Remember my two grandmothers? My granny was in a larger body, had very little money, and lived in the country in southern Alabama. I would not have categorized her as stylish. My grandma was thin, had financial resources, lived in Los Angeles, and had more access to both clothes and information about what was current. I wrote about her being my first style icon in one of the earliest posts on my blog.
I don’t have a neat conclusion to this piece. All I can do is put these questions out there and hope we give them some thought.
This post is syndicated from Dacy’s amazing Substack, unflattering.
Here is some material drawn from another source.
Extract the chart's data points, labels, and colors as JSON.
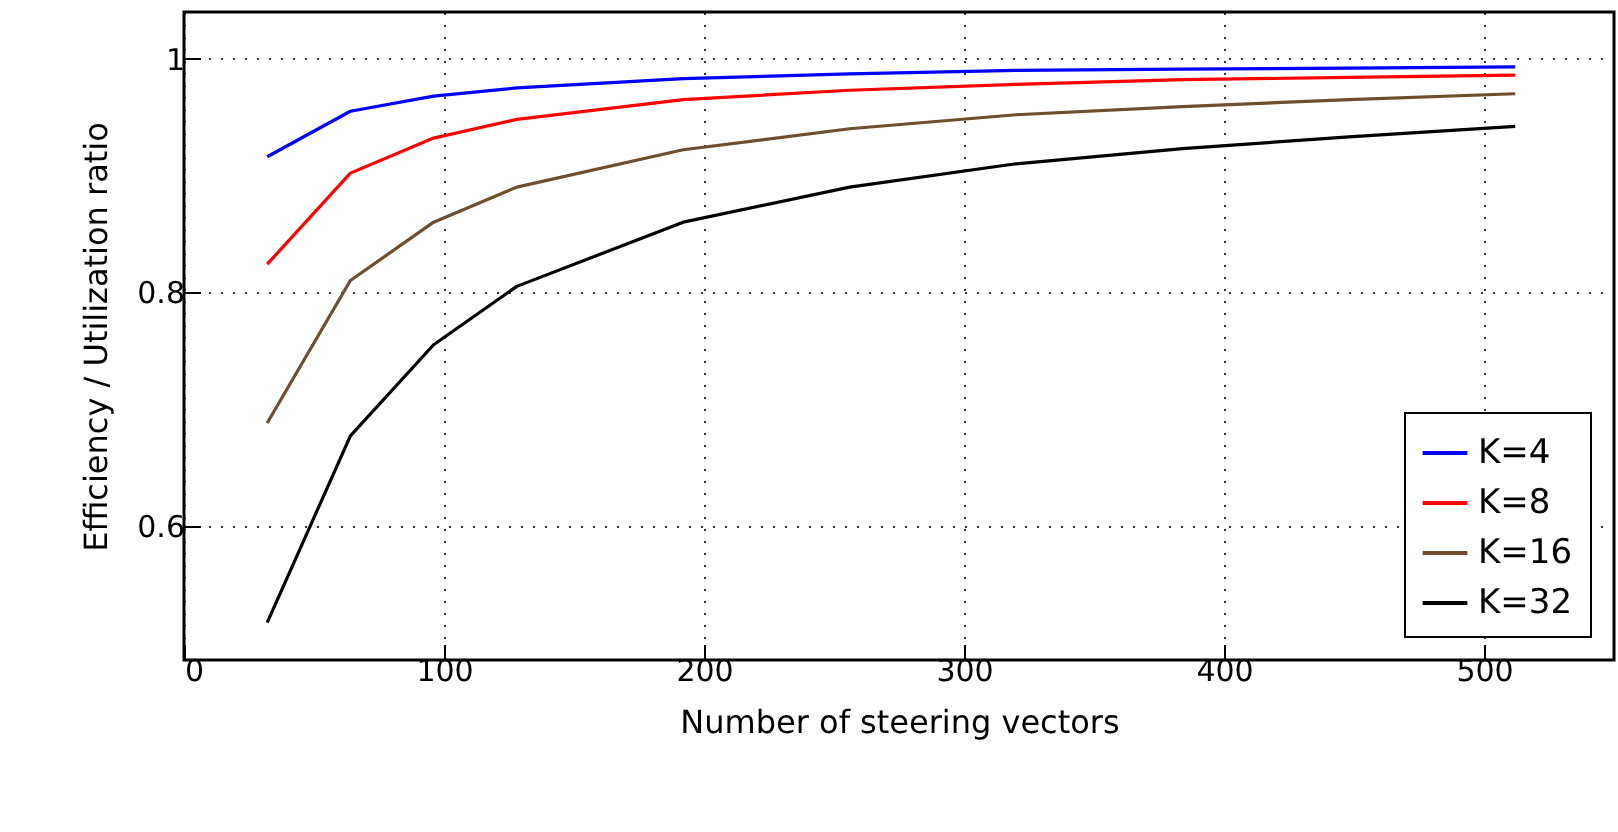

As a weight inclusive, anti-diet personal stylist, Dacy Gillespie helps her clients reject fashion rules and ideal standards of beauty imposed by the patriarchy, white supremacism, and capitalism so that they can uncover their authentic style. Through their work building a functional wardrobe, Dacy’s clients make a mindset shift from thinking they need to wear what’s flattering to unapologetically taking up space in the world.
After a lifetime of jobs in high-stress careers that didn’t suit her highly-sensitive, introverted personality, Dacy started mindful closet in 2013 in an attempt to create a more emotionally sustainable lifestyle. Her work has been featured in Forbes and Real Simple and she is a frequent podcast guest. Dacy is married and has two boys, ages 5 and 9.
Way to not wrap it all up neatly with a bow in a tidy conclusion. As a law professor, I often feel that if I've raised more questions than answers, I've done my job well. Your thoughtful and succinct summary of questions is insightful. Thank you.
Thanks for this thoughtful piece. For me, now in my 50s, it is about what I like and feel good in rather than what is “flattering” or trendy. Many times I feel invisible to young people, and there is a freedom in that. The pressure to conform to current fashions is considerably reduced.